If you have a plane, you have a normal vector and an origin. I wouldn't do any "rotations" at all. You're just a few vector operations away from your answer.

• Let's call your plane's normal vector the new z axis.
• You can generate the new y axis by crossing the old x axis with the new z axis (your plane's normal).
• Generate the new x axis by crossing the new z with the new y.
• Make all your new axis vectors into unit vectors (length 1).
• For every point you have, create a vector that's from your new origin to the point (vector subtraction of point - plane_origin).

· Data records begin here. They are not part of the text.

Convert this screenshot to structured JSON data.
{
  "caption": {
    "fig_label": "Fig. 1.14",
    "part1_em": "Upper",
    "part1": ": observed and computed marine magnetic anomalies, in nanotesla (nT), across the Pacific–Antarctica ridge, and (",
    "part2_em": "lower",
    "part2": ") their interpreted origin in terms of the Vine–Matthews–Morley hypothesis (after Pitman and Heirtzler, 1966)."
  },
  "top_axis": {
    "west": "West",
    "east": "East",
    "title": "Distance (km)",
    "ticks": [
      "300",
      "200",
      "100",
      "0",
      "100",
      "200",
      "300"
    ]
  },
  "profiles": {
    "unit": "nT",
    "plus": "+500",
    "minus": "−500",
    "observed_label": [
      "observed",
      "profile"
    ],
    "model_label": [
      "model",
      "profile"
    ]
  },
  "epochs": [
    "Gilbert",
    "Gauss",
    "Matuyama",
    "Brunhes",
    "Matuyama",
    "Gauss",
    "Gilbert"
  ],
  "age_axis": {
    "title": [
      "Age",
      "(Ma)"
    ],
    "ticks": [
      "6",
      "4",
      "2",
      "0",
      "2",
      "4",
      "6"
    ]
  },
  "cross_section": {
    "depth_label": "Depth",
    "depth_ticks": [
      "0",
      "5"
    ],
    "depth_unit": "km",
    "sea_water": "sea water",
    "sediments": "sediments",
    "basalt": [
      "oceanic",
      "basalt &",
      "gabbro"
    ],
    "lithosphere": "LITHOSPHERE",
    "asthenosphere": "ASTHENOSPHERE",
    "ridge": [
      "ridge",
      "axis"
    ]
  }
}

Just dot with the new x and new y unit vectors and you get a pair (x,y) you can plot!

If you have cross and dot product functions already, this is just a few lines of code. I know it works because most of the 3D videogames I wrote worked this way.

Tricks:

• Pay attention to which directions your vectors are pointing. If they point the wrong way, negate the resultant vector or change the order of the cross product.
• You have trouble if your plane's normal is exactly the same as your original x axis.

Answer 2

How about:

Decompose the normal vector into a vector in the XY-plane and a Z vector. Then apply a rotation around the Z-axis to line up the XY vector with one of the axis. Then find the dot product of the the normal with the Z-axis, and rotate along which ever of X,Y you lined up with.

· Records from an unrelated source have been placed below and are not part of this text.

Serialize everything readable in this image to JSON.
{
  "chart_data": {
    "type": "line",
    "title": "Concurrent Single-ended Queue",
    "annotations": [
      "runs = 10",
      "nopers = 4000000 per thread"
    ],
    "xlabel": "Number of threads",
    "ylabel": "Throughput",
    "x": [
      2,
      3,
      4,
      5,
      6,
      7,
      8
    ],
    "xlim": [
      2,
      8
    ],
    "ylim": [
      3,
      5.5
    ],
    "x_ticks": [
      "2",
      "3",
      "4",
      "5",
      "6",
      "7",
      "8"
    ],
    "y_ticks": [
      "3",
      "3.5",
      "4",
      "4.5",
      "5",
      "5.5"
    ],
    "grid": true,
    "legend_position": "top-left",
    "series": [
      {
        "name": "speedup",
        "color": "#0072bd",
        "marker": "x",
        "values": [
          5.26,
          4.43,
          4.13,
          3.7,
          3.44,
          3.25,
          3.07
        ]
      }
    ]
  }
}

The idea is to line the normal vector up with Z, and by doing that your plane is now the XY plane.

Answer 3

Here's the accepted answer made in Python:

import numpy as np

def rotate(points, normal, around):
  # Let's rotate the points such that the normal is the new Z axis
  # Following https://stackoverflow.com/questions/1023948/rotate-normal-vector-onto-axis-plane
  old_x_axis = np.array([1, 0, 0])

  z_axis = normal
  y_axis = np.cross(old_x_axis, z_axis)
  x_axis = np.cross(z_axis, y_axis)
  
  axis = np.stack([x_axis, y_axis, z_axis])

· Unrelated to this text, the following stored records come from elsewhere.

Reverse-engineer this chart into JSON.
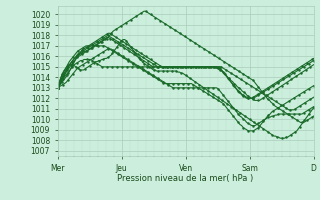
{
  "xlabel": "Pression niveau de la mer( hPa )",
  "ylim": [
    1006.5,
    1020.8
  ],
  "yticks": [
    1007,
    1008,
    1009,
    1010,
    1011,
    1012,
    1013,
    1014,
    1015,
    1016,
    1017,
    1018,
    1019,
    1020
  ],
  "xtick_labels": [
    "Mer",
    "Jeu",
    "Ven",
    "Sam",
    "D"
  ],
  "xtick_positions": [
    0,
    48,
    96,
    144,
    192
  ],
  "background_color": "#cceedd",
  "grid_color_major": "#aaccbb",
  "grid_color_minor": "#bbddcc",
  "line_color": "#1a6b2a",
  "total_points": 193,
  "series": [
    [
      1013.0,
      1013.5,
      1013.9,
      1014.3,
      1014.6,
      1014.8,
      1015.0,
      1015.1,
      1015.2,
      1015.2,
      1015.2,
      1015.1,
      1015.0,
      1014.9,
      1014.8,
      1014.7,
      1014.7,
      1014.7,
      1014.8,
      1014.9,
      1015.0,
      1015.1,
      1015.2,
      1015.3,
      1015.4,
      1015.5,
      1015.5,
      1015.6,
      1015.6,
      1015.7,
      1015.7,
      1015.8,
      1015.8,
      1015.9,
      1016.0,
      1016.1,
      1016.3,
      1016.5,
      1016.7,
      1016.9,
      1017.1,
      1017.3,
      1017.5,
      1017.6,
      1017.6,
      1017.5,
      1017.3,
      1017.1,
      1016.9,
      1016.7,
      1016.5,
      1016.3,
      1016.1,
      1015.9,
      1015.7,
      1015.6,
      1015.4,
      1015.3,
      1015.2,
      1015.1,
      1015.0,
      1014.9,
      1014.8,
      1014.7,
      1014.7,
      1014.6,
      1014.6,
      1014.6,
      1014.6,
      1014.6,
      1014.6,
      1014.6,
      1014.6,
      1014.6,
      1014.6,
      1014.6,
      1014.6,
      1014.6,
      1014.6,
      1014.5,
      1014.5,
      1014.4,
      1014.4,
      1014.3,
      1014.2,
      1014.1,
      1014.0,
      1013.9,
      1013.8,
      1013.7,
      1013.6,
      1013.5,
      1013.4,
      1013.3,
      1013.2,
      1013.1,
      1013.0,
      1012.9,
      1012.8,
      1012.7,
      1012.6,
      1012.5,
      1012.4,
      1012.3,
      1012.2,
      1012.1,
      1012.0,
      1011.9,
      1011.8,
      1011.7,
      1011.6,
      1011.5,
      1011.4,
      1011.3,
      1011.2,
      1011.1,
      1011.0,
      1010.9,
      1010.8,
      1010.7,
      1010.6,
      1010.5,
      1010.4,
      1010.3,
      1010.2,
      1010.1,
      1010.0,
      1009.9,
      1009.8,
      1009.7,
      1009.6,
      1009.5,
      1009.4,
      1009.3,
      1009.2,
      1009.1,
      1009.0,
      1008.9,
      1008.8,
      1008.7,
      1008.6,
      1008.5,
      1008.4,
      1008.4,
      1008.3,
      1008.3,
      1008.2,
      1008.2,
      1008.2,
      1008.2,
      1008.3,
      1008.3,
      1008.4,
      1008.5,
      1008.6,
      1008.7,
      1008.8,
      1008.9,
      1009.1,
      1009.3,
      1009.5,
      1009.7,
      1009.9,
      1010.1,
      1010.3,
      1010.5,
      1010.7,
      1010.9,
      1011.1
    ],
    [
      1013.0,
      1013.3,
      1013.6,
      1013.9,
      1014.2,
      1014.5,
      1014.8,
      1015.1,
      1015.3,
      1015.5,
      1015.7,
      1015.8,
      1016.0,
      1016.1,
      1016.2,
      1016.3,
      1016.4,
      1016.5,
      1016.5,
      1016.6,
      1016.7,
      1016.8,
      1016.9,
      1017.0,
      1017.1,
      1017.2,
      1017.3,
      1017.4,
      1017.5,
      1017.6,
      1017.7,
      1017.8,
      1017.8,
      1017.7,
      1017.6,
      1017.5,
      1017.4,
      1017.3,
      1017.2,
      1017.1,
      1017.0,
      1016.9,
      1016.8,
      1016.7,
      1016.6,
      1016.5,
      1016.4,
      1016.3,
      1016.2,
      1016.1,
      1016.0,
      1015.9,
      1015.8,
      1015.7,
      1015.6,
      1015.5,
      1015.4,
      1015.3,
      1015.2,
      1015.1,
      1015.0,
      1015.0,
      1015.0,
      1015.0,
      1015.0,
      1015.0,
      1015.0,
      1015.0,
      1015.0,
      1015.0,
      1015.0,
      1015.0,
      1015.0,
      1015.0,
      1015.0,
      1015.0,
      1015.0,
      1015.0,
      1015.0,
      1015.0,
      1015.0,
      1015.0,
      1015.0,
      1015.0,
      1015.0,
      1015.0,
      1015.0,
      1015.0,
      1015.0,
      1015.0,
      1015.0,
      1015.0,
      1015.0,
      1015.0,
      1015.0,
      1015.0,
      1015.0,
      1015.0,
      1015.0,
      1015.0,
      1014.9,
      1014.8,
      1014.7,
      1014.6,
      1014.5,
      1014.3,
      1014.2,
      1014.0,
      1013.9,
      1013.7,
      1013.6,
      1013.4,
      1013.3,
      1013.1,
      1013.0,
      1012.9,
      1012.7,
      1012.6,
      1012.5,
      1012.3,
      1012.2,
      1012.1,
      1012.0,
      1011.9,
      1011.8,
      1011.8,
      1011.8,
      1011.8,
      1011.9,
      1012.0,
      1012.1,
      1012.2,
      1012.3,
      1012.4,
      1012.5,
      1012.6,
      1012.7,
      1012.8,
      1012.9,
      1013.0,
      1013.1,
      1013.2,
      1013.3,
      1013.4,
      1013.5,
      1013.6,
      1013.7,
      1013.8,
      1013.9,
      1014.0,
      1014.1,
      1014.2,
      1014.3,
      1014.4,
      1014.5,
      1014.6,
      1014.7,
      1014.8,
      1014.9,
      1015.0,
      1015.1,
      1015.2
    ],
    [
      1013.0,
      1013.2,
      1013.4,
      1013.6,
      1013.8,
      1014.0,
      1014.2,
      1014.5,
      1014.8,
      1015.1,
      1015.4,
      1015.7,
      1016.0,
      1016.2,
      1016.4,
      1016.6,
      1016.7,
      1016.8,
      1016.9,
      1017.0,
      1017.1,
      1017.2,
      1017.3,
      1017.4,
      1017.5,
      1017.6,
      1017.7,
      1017.8,
      1017.9,
      1018.0,
      1018.1,
      1018.2,
      1018.2,
      1018.1,
      1018.0,
      1017.9,
      1017.8,
      1017.7,
      1017.6,
      1017.5,
      1017.4,
      1017.3,
      1017.2,
      1017.1,
      1017.0,
      1016.9,
      1016.8,
      1016.7,
      1016.6,
      1016.5,
      1016.4,
      1016.3,
      1016.2,
      1016.1,
      1016.0,
      1015.9,
      1015.8,
      1015.7,
      1015.6,
      1015.5,
      1015.4,
      1015.3,
      1015.2,
      1015.1,
      1015.0,
      1015.0,
      1015.0,
      1015.0,
      1015.0,
      1015.0,
      1015.0,
      1015.0,
      1015.0,
      1015.0,
      1015.0,
      1015.0,
      1015.0,
      1015.0,
      1015.0,
      1015.0,
      1015.0,
      1015.0,
      1015.0,
      1015.0,
      1015.0,
      1015.0,
      1015.0,
      1015.0,
      1015.0,
      1015.0,
      1015.0,
      1015.0,
      1015.0,
      1015.0,
      1015.0,
      1015.0,
      1015.0,
      1015.0,
      1015.0,
      1015.0,
      1014.8,
      1014.6,
      1014.4,
      1014.2,
      1014.0,
      1013.8,
      1013.6,
      1013.4,
      1013.2,
      1013.0,
      1012.8,
      1012.6,
      1012.5,
      1012.3,
      1012.2,
      1012.1,
      1012.0,
      1012.0,
      1012.0,
      1012.0,
      1012.1,
      1012.2,
      1012.3,
      1012.4,
      1012.5,
      1012.6,
      1012.7,
      1012.8,
      1012.9,
      1013.0,
      1013.1,
      1013.2,
      1013.3,
      1013.4,
      1013.5,
      1013.6,
      1013.7,
      1013.8,
      1013.9,
      1014.0,
      1014.1,
      1014.2,
      1014.3,
      1014.4,
      1014.5,
      1014.6,
      1014.7,
      1014.8,
      1014.9,
      1015.0,
      1015.1,
      1015.2,
      1015.3,
      1015.4,
      1015.5,
      1015.6,
      1015.7,
      1015.8
    ],
    [
      1013.0,
      1013.5,
      1014.0,
      1014.3,
      1014.6,
      1014.9,
      1015.2,
      1015.5,
      1015.7,
      1015.9,
      1016.1,
      1016.3,
      1016.5,
      1016.6,
      1016.7,
      1016.8,
      1016.9,
      1017.0,
      1017.0,
      1017.0,
      1017.0,
      1017.0,
      1017.0,
      1017.0,
      1017.0,
      1017.0,
      1017.0,
      1017.0,
      1017.0,
      1016.9,
      1016.8,
      1016.7,
      1016.6,
      1016.5,
      1016.4,
      1016.3,
      1016.2,
      1016.1,
      1016.0,
      1015.9,
      1015.8,
      1015.7,
      1015.6,
      1015.5,
      1015.4,
      1015.3,
      1015.2,
      1015.1,
      1015.0,
      1014.9,
      1014.8,
      1014.7,
      1014.6,
      1014.5,
      1014.4,
      1014.3,
      1014.2,
      1014.1,
      1014.0,
      1013.9,
      1013.8,
      1013.7,
      1013.6,
      1013.5,
      1013.4,
      1013.4,
      1013.4,
      1013.4,
      1013.4,
      1013.4,
      1013.4,
      1013.4,
      1013.4,
      1013.4,
      1013.4,
      1013.4,
      1013.4,
      1013.4,
      1013.4,
      1013.4,
      1013.4,
      1013.3,
      1013.2,
      1013.1,
      1013.0,
      1012.9,
      1012.8,
      1012.7,
      1012.6,
      1012.5,
      1012.4,
      1012.3,
      1012.2,
      1012.1,
      1012.0,
      1011.9,
      1011.8,
      1011.7,
      1011.6,
      1011.5,
      1011.3,
      1011.1,
      1010.9,
      1010.7,
      1010.5,
      1010.3,
      1010.1,
      1009.9,
      1009.7,
      1009.5,
      1009.4,
      1009.2,
      1009.1,
      1009.0,
      1008.9,
      1008.9,
      1008.9,
      1008.9,
      1009.0,
      1009.1,
      1009.2,
      1009.4,
      1009.6,
      1009.8,
      1010.0,
      1010.2,
      1010.4,
      1010.5,
      1010.7,
      1010.8,
      1010.9,
      1011.0,
      1011.1,
      1011.2,
      1011.3,
      1011.4,
      1011.5,
      1011.6,
      1011.7,
      1011.8,
      1011.9,
      1012.0,
      1012.1,
      1012.2,
      1012.3,
      1012.4,
      1012.5,
      1012.6,
      1012.7,
      1012.8,
      1012.9,
      1013.0,
      1013.1,
      1013.2
    ],
    [
      1013.0,
      1013.2,
      1013.5,
      1013.8,
      1014.1,
      1014.4,
      1014.7,
      1014.9,
      1015.1,
      1015.3,
      1015.5,
      1015.7,
      1015.9,
      1016.0,
      1016.1,
      1016.2,
      1016.3,
      1016.4,
      1016.5,
      1016.6,
      1016.7,
      1016.8,
      1016.9,
      1017.0,
      1017.1,
      1017.2,
      1017.3,
      1017.4,
      1017.5,
      1017.6,
      1017.7,
      1017.8,
      1018.0,
      1018.2,
      1018.4,
      1018.5,
      1018.6,
      1018.7,
      1018.8,
      1018.9,
      1019.0,
      1019.1,
      1019.2,
      1019.3,
      1019.4,
      1019.5,
      1019.6,
      1019.7,
      1019.8,
      1019.9,
      1020.0,
      1020.1,
      1020.2,
      1020.3,
      1020.3,
      1020.2,
      1020.1,
      1020.0,
      1019.9,
      1019.8,
      1019.7,
      1019.6,
      1019.5,
      1019.4,
      1019.3,
      1019.2,
      1019.1,
      1019.0,
      1018.9,
      1018.8,
      1018.7,
      1018.6,
      1018.5,
      1018.4,
      1018.3,
      1018.2,
      1018.1,
      1018.0,
      1017.9,
      1017.8,
      1017.7,
      1017.6,
      1017.5,
      1017.4,
      1017.3,
      1017.2,
      1017.1,
      1017.0,
      1016.9,
      1016.8,
      1016.7,
      1016.6,
      1016.5,
      1016.4,
      1016.3,
      1016.2,
      1016.1,
      1016.0,
      1015.9,
      1015.8,
      1015.7,
      1015.6,
      1015.5,
      1015.4,
      1015.3,
      1015.2,
      1015.1,
      1015.0,
      1014.9,
      1014.8,
      1014.7,
      1014.6,
      1014.5,
      1014.4,
      1014.3,
      1014.2,
      1014.1,
      1014.0,
      1013.9,
      1013.8,
      1013.7,
      1013.5,
      1013.3,
      1013.1,
      1012.9,
      1012.7,
      1012.5,
      1012.3,
      1012.1,
      1011.9,
      1011.8,
      1011.6,
      1011.5,
      1011.3,
      1011.2,
      1011.1,
      1011.0,
      1010.9,
      1010.8,
      1010.7,
      1010.6,
      1010.5,
      1010.4,
      1010.3,
      1010.2,
      1010.1,
      1010.0,
      1009.9,
      1009.8,
      1009.7,
      1009.7,
      1009.7,
      1009.8,
      1009.9,
      1010.0,
      1010.1,
      1010.2,
      1010.3
    ],
    [
      1013.0,
      1013.3,
      1013.6,
      1013.8,
      1014.0,
      1014.2,
      1014.4,
      1014.6,
      1014.8,
      1015.0,
      1015.2,
      1015.3,
      1015.4,
      1015.5,
      1015.6,
      1015.6,
      1015.7,
      1015.7,
      1015.7,
      1015.7,
      1015.7,
      1015.6,
      1015.5,
      1015.4,
      1015.3,
      1015.2,
      1015.1,
      1015.0,
      1015.0,
      1015.0,
      1015.0,
      1015.0,
      1015.0,
      1015.0,
      1015.0,
      1015.0,
      1015.0,
      1015.0,
      1015.0,
      1015.0,
      1015.0,
      1015.0,
      1015.0,
      1015.0,
      1015.0,
      1015.0,
      1015.0,
      1015.0,
      1015.0,
      1015.0,
      1015.0,
      1015.0,
      1015.0,
      1015.0,
      1015.0,
      1015.0,
      1015.0,
      1015.0,
      1015.0,
      1015.0,
      1015.0,
      1015.0,
      1015.0,
      1015.0,
      1015.0,
      1015.0,
      1015.0,
      1015.0,
      1015.0,
      1015.0,
      1015.0,
      1015.0,
      1015.0,
      1015.0,
      1015.0,
      1015.0,
      1015.0,
      1015.0,
      1015.0,
      1015.0,
      1015.0,
      1015.0,
      1015.0,
      1015.0,
      1015.0,
      1015.0,
      1015.0,
      1015.0,
      1015.0,
      1015.0,
      1015.0,
      1015.0,
      1015.0,
      1015.0,
      1015.0,
      1015.0,
      1015.0,
      1015.0,
      1015.0,
      1015.0,
      1014.9,
      1014.8,
      1014.7,
      1014.6,
      1014.5,
      1014.4,
      1014.3,
      1014.2,
      1014.1,
      1014.0,
      1013.9,
      1013.8,
      1013.7,
      1013.6,
      1013.5,
      1013.4,
      1013.3,
      1013.2,
      1013.1,
      1013.0,
      1012.9,
      1012.8,
      1012.7,
      1012.6,
      1012.5,
      1012.4,
      1012.3,
      1012.2,
      1012.1,
      1012.0,
      1011.9,
      1011.8,
      1011.7,
      1011.6,
      1011.5,
      1011.4,
      1011.3,
      1011.2,
      1011.1,
      1011.0,
      1010.9,
      1010.9,
      1010.9,
      1010.9,
      1011.0,
      1011.1,
      1011.2,
      1011.3,
      1011.4,
      1011.5,
      1011.6,
      1011.7,
      1011.8,
      1011.9,
      1012.0,
      1012.1
    ],
    [
      1013.0,
      1013.4,
      1013.8,
      1014.1,
      1014.4,
      1014.7,
      1015.0,
      1015.2,
      1015.4,
      1015.6,
      1015.8,
      1016.0,
      1016.2,
      1016.3,
      1016.4,
      1016.5,
      1016.6,
      1016.7,
      1016.8,
      1016.9,
      1017.0,
      1017.1,
      1017.2,
      1017.3,
      1017.4,
      1017.5,
      1017.6,
      1017.7,
      1017.8,
      1017.9,
      1018.0,
      1017.9,
      1017.8,
      1017.7,
      1017.6,
      1017.5,
      1017.4,
      1017.3,
      1017.2,
      1017.1,
      1017.0,
      1016.9,
      1016.8,
      1016.7,
      1016.6,
      1016.5,
      1016.4,
      1016.3,
      1016.2,
      1016.1,
      1016.0,
      1015.9,
      1015.8,
      1015.7,
      1015.6,
      1015.5,
      1015.4,
      1015.3,
      1015.2,
      1015.1,
      1015.0,
      1015.0,
      1015.0,
      1015.0,
      1015.0,
      1015.0,
      1015.0,
      1015.0,
      1015.0,
      1015.0,
      1015.0,
      1015.0,
      1015.0,
      1015.0,
      1015.0,
      1015.0,
      1015.0,
      1015.0,
      1015.0,
      1015.0,
      1015.0,
      1015.0,
      1015.0,
      1015.0,
      1015.0,
      1015.0,
      1015.0,
      1015.0,
      1015.0,
      1015.0,
      1015.0,
      1015.0,
      1015.0,
      1015.0,
      1015.0,
      1015.0,
      1014.9,
      1014.8,
      1014.7,
      1014.5,
      1014.3,
      1014.1,
      1013.9,
      1013.7,
      1013.5,
      1013.3,
      1013.1,
      1012.9,
      1012.7,
      1012.6,
      1012.4,
      1012.3,
      1012.2,
      1012.1,
      1012.0,
      1012.0,
      1012.0,
      1012.0,
      1012.1,
      1012.2,
      1012.3,
      1012.4,
      1012.5,
      1012.6,
      1012.7,
      1012.8,
      1012.9,
      1013.0,
      1013.1,
      1013.2,
      1013.3,
      1013.4,
      1013.5,
      1013.6,
      1013.7,
      1013.8,
      1013.9,
      1014.0,
      1014.1,
      1014.2,
      1014.3,
      1014.4,
      1014.5,
      1014.6,
      1014.7,
      1014.8,
      1014.9,
      1015.0,
      1015.1,
      1015.2,
      1015.3,
      1015.4,
      1015.5,
      1015.6
    ],
    [
      1013.0,
      1013.1,
      1013.2,
      1013.3,
      1013.4,
      1013.5,
      1013.7,
      1013.9,
      1014.1,
      1014.3,
      1014.5,
      1014.7,
      1014.9,
      1015.0,
      1015.1,
      1015.2,
      1015.3,
      1015.4,
      1015.5,
      1015.6,
      1015.7,
      1015.8,
      1015.9,
      1016.0,
      1016.1,
      1016.2,
      1016.3,
      1016.4,
      1016.5,
      1016.6,
      1016.7,
      1016.7,
      1016.7,
      1016.6,
      1016.5,
      1016.4,
      1016.3,
      1016.2,
      1016.1,
      1016.0,
      1015.9,
      1015.8,
      1015.7,
      1015.6,
      1015.5,
      1015.4,
      1015.3,
      1015.2,
      1015.1,
      1015.0,
      1014.9,
      1014.8,
      1014.7,
      1014.6,
      1014.5,
      1014.4,
      1014.3,
      1014.2,
      1014.1,
      1014.0,
      1013.9,
      1013.8,
      1013.7,
      1013.6,
      1013.5,
      1013.4,
      1013.3,
      1013.2,
      1013.1,
      1013.0,
      1013.0,
      1013.0,
      1013.0,
      1013.0,
      1013.0,
      1013.0,
      1013.0,
      1013.0,
      1013.0,
      1013.0,
      1013.0,
      1013.0,
      1013.0,
      1013.0,
      1013.0,
      1013.0,
      1013.0,
      1013.0,
      1013.0,
      1013.0,
      1013.0,
      1013.0,
      1013.0,
      1013.0,
      1013.0,
      1013.0,
      1012.9,
      1012.7,
      1012.5,
      1012.3,
      1012.1,
      1011.9,
      1011.7,
      1011.5,
      1011.3,
      1011.1,
      1010.9,
      1010.7,
      1010.5,
      1010.3,
      1010.2,
      1010.0,
      1009.9,
      1009.7,
      1009.6,
      1009.5,
      1009.4,
      1009.4,
      1009.4,
      1009.5,
      1009.6,
      1009.7,
      1009.8,
      1009.9,
      1010.0,
      1010.1,
      1010.2,
      1010.2,
      1010.3,
      1010.3,
      1010.4,
      1010.4,
      1010.5,
      1010.5,
      1010.5,
      1010.5,
      1010.5,
      1010.5,
      1010.5,
      1010.5,
      1010.5,
      1010.5,
      1010.5,
      1010.5,
      1010.5,
      1010.5,
      1010.5,
      1010.6,
      1010.7,
      1010.8,
      1010.9,
      1011.0,
      1011.1,
      1011.2
    ]
  ]
}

  return np.dot(points - around, axis.T)

points = np.array([
    [0, 1, 1],
    [0, 1, 0.2],
    [1, 0, -7]
])

v1 = points[1] - points[0]
v2 = points[2] - points[0]

normal = np.cross(v1, v2)
print("rotated points", rotate(points, normal, points[0]))

Answer 4

Although there were other interesting responses, this is the solution we figured out while waiting for answers:

function roti = magic_cosini(n)
    b = acos(n(2) / sqrt(n(1)*n(1) + n(2)*n(2)));
    bwinkel = b * 360 / 2 / pi;
    if (n(1) >= 0)
        rotb = [cos(-b) -sin(-b) 0; sin(-b) cos(-b) 0; 0 0 1];
    else
        rotb = [cos(-b) sin(-b) 0; -sin(-b) cos(-b) 0; 0 0 1];
    end
    n2 = n * rotb;
    a = acos(n2(3) / sqrt(n2(2)*n2(2) + n2(3)*n2(3)));
    awinkel = a * 360 / 2 / pi;
    rota = [1 0 0; 0 cos(-a) -sin(-a); 0 sin(-a) cos(-a)];
    roti = rotb * rota;

(It's returning a hopefully correct double rotation matrix)

The flaw we had before and fixed here was to esp. deal with the sign of the X component, which was not covered in the cosine computations. This made us rotate in the wrong direction once (rotating with 180° - angle).

I hope I will also find time to try Nosredna's solution! It's always good to avoid trigonometry.